Porém sua irmã adotiva Deb (Lily James de “Minha Família Quer que eu Case”) aparece grávida e precisa de dinheiro e ajuda para fazer o aborto depois da fronteira com o Canadá. Ollie se vê encurralada, sendo a volta a vender remédios sem receita, sua única saída.
A dupla de atrizes dá um show de atuação e sua química fazendo irmãs logicamente nada parecidas cativa e entrega a emoção necessária. A diretora conseguiu trazer uma atmosfera de decrepitude e desesperança que pesa na narrativa e por isso, aliada a performance do elenco, gera uma carga dramática mais do que suficiente para criar conexão e afinidade.

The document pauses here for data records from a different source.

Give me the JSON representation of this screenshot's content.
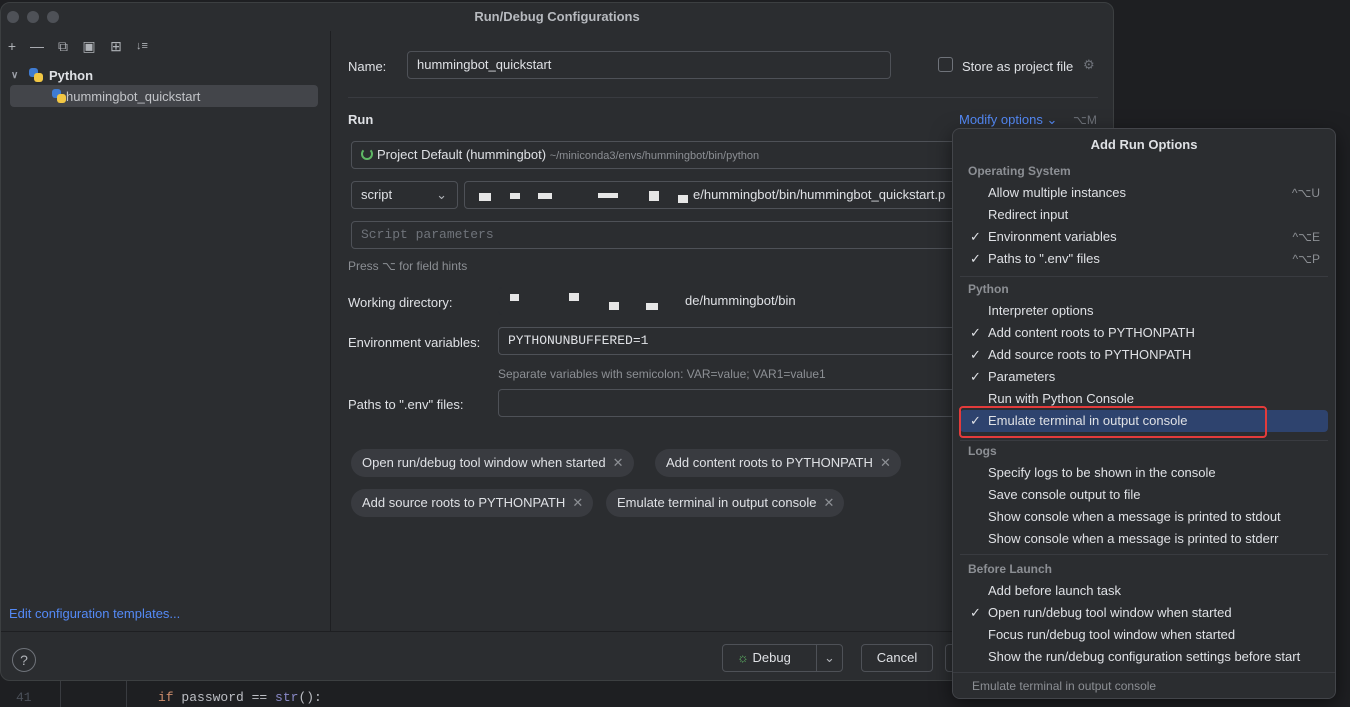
{
  "window": {
    "title": "Run/Debug Configurations"
  },
  "toolbar": {
    "icons": [
      "add-icon",
      "remove-icon",
      "copy-icon",
      "save-icon",
      "new-folder-icon",
      "sort-icon"
    ]
  },
  "tree": {
    "group_label": "Python",
    "item_label": "hummingbot_quickstart",
    "edit_templates_link": "Edit configuration templates..."
  },
  "form": {
    "name_label": "Name:",
    "name_value": "hummingbot_quickstart",
    "store_label": "Store as project file",
    "run_heading": "Run",
    "modify_options": "Modify options",
    "modify_shortcut": "⌥M",
    "interpreter_name": "Project Default (hummingbot)",
    "interpreter_path": "~/miniconda3/envs/hummingbot/bin/python",
    "script_type": "script",
    "script_path_visible": "e/hummingbot/bin/hummingbot_quickstart.p",
    "script_params_placeholder": "Script parameters",
    "field_hint": "Press ⌥ for field hints",
    "workdir_label": "Working directory:",
    "workdir_visible": "de/hummingbot/bin",
    "env_label": "Environment variables:",
    "env_value": "PYTHONUNBUFFERED=1",
    "env_hint": "Separate variables with semicolon: VAR=value; VAR1=value1",
    "dotenv_label": "Paths to \".env\" files:",
    "chips": [
      "Open run/debug tool window when started",
      "Add content roots to PYTHONPATH",
      "Add source roots to PYTHONPATH",
      "Emulate terminal in output console"
    ]
  },
  "footer": {
    "help": "?",
    "debug_label": "Debug",
    "cancel_label": "Cancel"
  },
  "popup": {
    "title": "Add Run Options",
    "sections": {
      "os": "Operating System",
      "python": "Python",
      "logs": "Logs",
      "before": "Before Launch"
    },
    "os_options": [
      {
        "label": "Allow multiple instances",
        "checked": false,
        "shortcut": "^⌥U"
      },
      {
        "label": "Redirect input",
        "checked": false,
        "shortcut": ""
      },
      {
        "label": "Environment variables",
        "checked": true,
        "shortcut": "^⌥E"
      },
      {
        "label": "Paths to \".env\" files",
        "checked": true,
        "shortcut": "^⌥P"
      }
    ],
    "python_options": [
      {
        "label": "Interpreter options",
        "checked": false
      },
      {
        "label": "Add content roots to PYTHONPATH",
        "checked": true
      },
      {
        "label": "Add source roots to PYTHONPATH",
        "checked": true
      },
      {
        "label": "Parameters",
        "checked": true
      },
      {
        "label": "Run with Python Console",
        "checked": false
      },
      {
        "label": "Emulate terminal in output console",
        "checked": true,
        "selected": true
      }
    ],
    "log_options": [
      {
        "label": "Specify logs to be shown in the console",
        "checked": false
      },
      {
        "label": "Save console output to file",
        "checked": false
      },
      {
        "label": "Show console when a message is printed to stdout",
        "checked": false
      },
      {
        "label": "Show console when a message is printed to stderr",
        "checked": false
      }
    ],
    "before_options": [
      {
        "label": "Add before launch task",
        "checked": false
      },
      {
        "label": "Open run/debug tool window when started",
        "checked": true
      },
      {
        "label": "Focus run/debug tool window when started",
        "checked": false
      },
      {
        "label": "Show the run/debug configuration settings before start",
        "checked": false
      }
    ],
    "status": "Emulate terminal in output console",
    "check_glyph": "✓"
  },
  "editor": {
    "line_number": "41",
    "code_kw": "if",
    "code_mid": " password == ",
    "code_fn": "str",
    "code_end": "():"
  },
  "colors": {
    "accent": "#548af7",
    "selection": "#2e436e",
    "highlight_border": "#e33b3b"
  }
}
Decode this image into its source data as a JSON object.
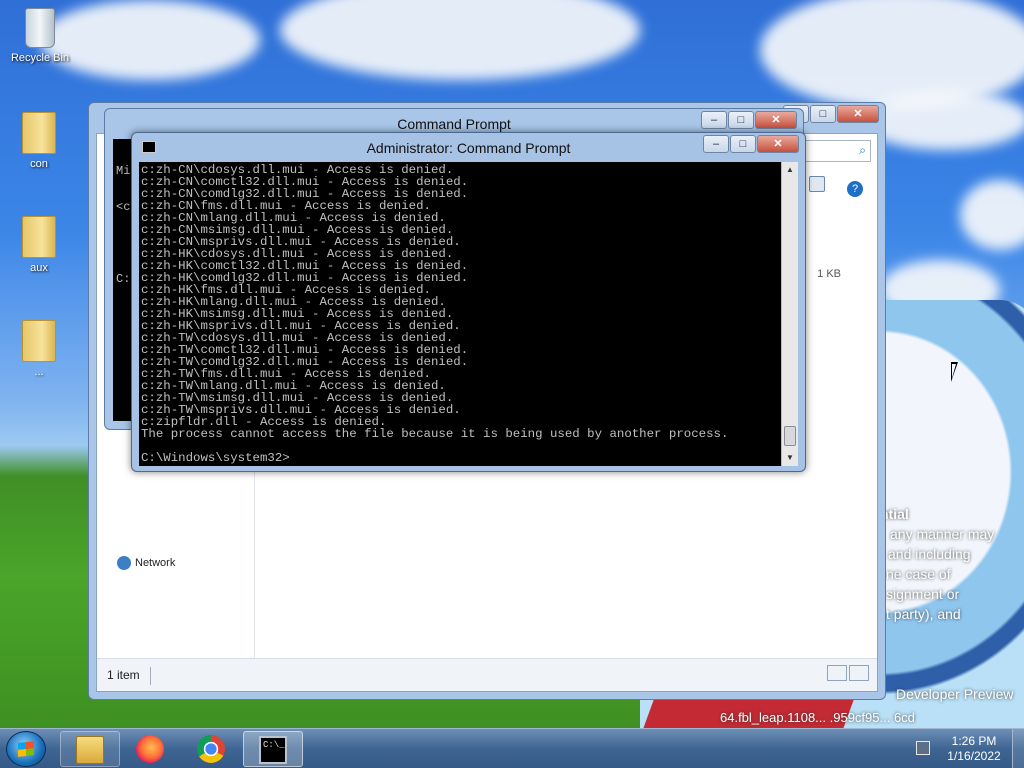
{
  "desktop": {
    "icons": [
      {
        "label": "Recycle Bin",
        "icon": "recycle-bin-icon"
      },
      {
        "label": "con",
        "icon": "folder-icon"
      },
      {
        "label": "aux",
        "icon": "folder-icon"
      },
      {
        "label": "...",
        "icon": "folder-icon"
      }
    ],
    "wallpaper_text": {
      "line1": "ntial",
      "line2": "any manner may",
      "line3": "and including",
      "line4": "ne case of",
      "line5": "signment or",
      "line6": "t party), and",
      "build1": "Developer Preview",
      "build2": "64.fbl_leap.1108... .959cf95... 6cd"
    }
  },
  "explorer": {
    "size_text": "1 KB",
    "network_label": "Network",
    "status_text": "1 item"
  },
  "cmd_back": {
    "title": "Command Prompt",
    "lines": [
      "Mi",
      "<c",
      "",
      "C:"
    ]
  },
  "cmd_admin": {
    "title": "Administrator: Command Prompt",
    "lines": [
      "c:zh-CN\\cdosys.dll.mui - Access is denied.",
      "c:zh-CN\\comctl32.dll.mui - Access is denied.",
      "c:zh-CN\\comdlg32.dll.mui - Access is denied.",
      "c:zh-CN\\fms.dll.mui - Access is denied.",
      "c:zh-CN\\mlang.dll.mui - Access is denied.",
      "c:zh-CN\\msimsg.dll.mui - Access is denied.",
      "c:zh-CN\\msprivs.dll.mui - Access is denied.",
      "c:zh-HK\\cdosys.dll.mui - Access is denied.",
      "c:zh-HK\\comctl32.dll.mui - Access is denied.",
      "c:zh-HK\\comdlg32.dll.mui - Access is denied.",
      "c:zh-HK\\fms.dll.mui - Access is denied.",
      "c:zh-HK\\mlang.dll.mui - Access is denied.",
      "c:zh-HK\\msimsg.dll.mui - Access is denied.",
      "c:zh-HK\\msprivs.dll.mui - Access is denied.",
      "c:zh-TW\\cdosys.dll.mui - Access is denied.",
      "c:zh-TW\\comctl32.dll.mui - Access is denied.",
      "c:zh-TW\\comdlg32.dll.mui - Access is denied.",
      "c:zh-TW\\fms.dll.mui - Access is denied.",
      "c:zh-TW\\mlang.dll.mui - Access is denied.",
      "c:zh-TW\\msimsg.dll.mui - Access is denied.",
      "c:zh-TW\\msprivs.dll.mui - Access is denied.",
      "c:zipfldr.dll - Access is denied.",
      "The process cannot access the file because it is being used by another process."
    ],
    "prompt": "C:\\Windows\\system32>"
  },
  "window_buttons": {
    "minimize": "‒",
    "maximize": "□",
    "close": "✕"
  },
  "taskbar": {
    "apps": [
      {
        "name": "Windows Explorer",
        "icon": "folder-icon",
        "state": "pinned"
      },
      {
        "name": "Firefox",
        "icon": "firefox-icon",
        "state": "pinned"
      },
      {
        "name": "Google Chrome",
        "icon": "chrome-icon",
        "state": "pinned"
      },
      {
        "name": "Command Prompt",
        "icon": "cmd-icon",
        "state": "active"
      }
    ],
    "time": "1:26 PM",
    "date": "1/16/2022"
  },
  "colors": {
    "console_bg": "#000000",
    "console_fg": "#c0c0c0",
    "taskbar": "#3f6593",
    "close_button": "#c7503d"
  }
}
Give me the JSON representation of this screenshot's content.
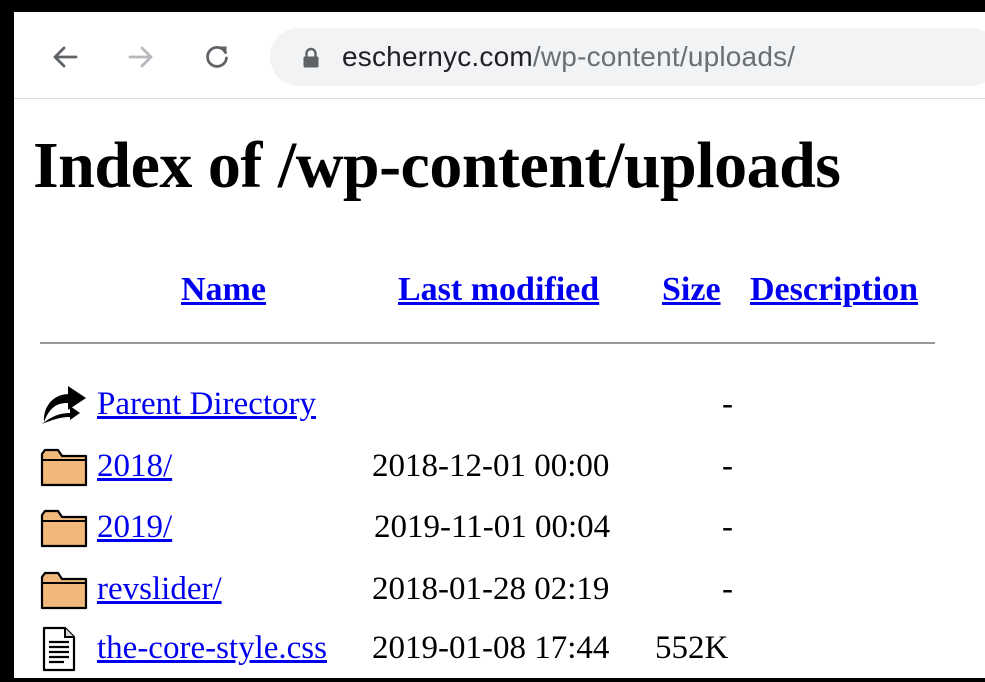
{
  "browser": {
    "url_host": "eschernyc.com",
    "url_path": "/wp-content/uploads/",
    "icons": [
      "back-arrow-icon",
      "forward-arrow-icon",
      "reload-icon",
      "lock-icon"
    ]
  },
  "page": {
    "title": "Index of /wp-content/uploads",
    "columns": {
      "name": "Name",
      "last_modified": "Last modified",
      "size": "Size",
      "description": "Description"
    },
    "rows": [
      {
        "icon": "parent-directory-icon",
        "name": "Parent Directory",
        "modified": "",
        "size": "-"
      },
      {
        "icon": "folder-icon",
        "name": "2018/",
        "modified": "2018-12-01 00:00",
        "size": "-"
      },
      {
        "icon": "folder-icon",
        "name": "2019/",
        "modified": "2019-11-01 00:04",
        "size": "-"
      },
      {
        "icon": "folder-icon",
        "name": "revslider/",
        "modified": "2018-01-28 02:19",
        "size": "-"
      },
      {
        "icon": "text-file-icon",
        "name": "the-core-style.css",
        "modified": "2019-01-08 17:44",
        "size": "552K"
      }
    ]
  }
}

Só que a principal preocupação do espectador – se Ollie vai ser pega ou não – acaba não sendo bem respondida, ou melhor, a diretora preferiu deixa isso na subjetividade e focar mais na relação entre as irmãs. Não sei se foi a melhor decisão, mas o filme parece terminar antes da hora, talvez porque ambas as opções – ela é pega ou não – já foram vistas outras vezes.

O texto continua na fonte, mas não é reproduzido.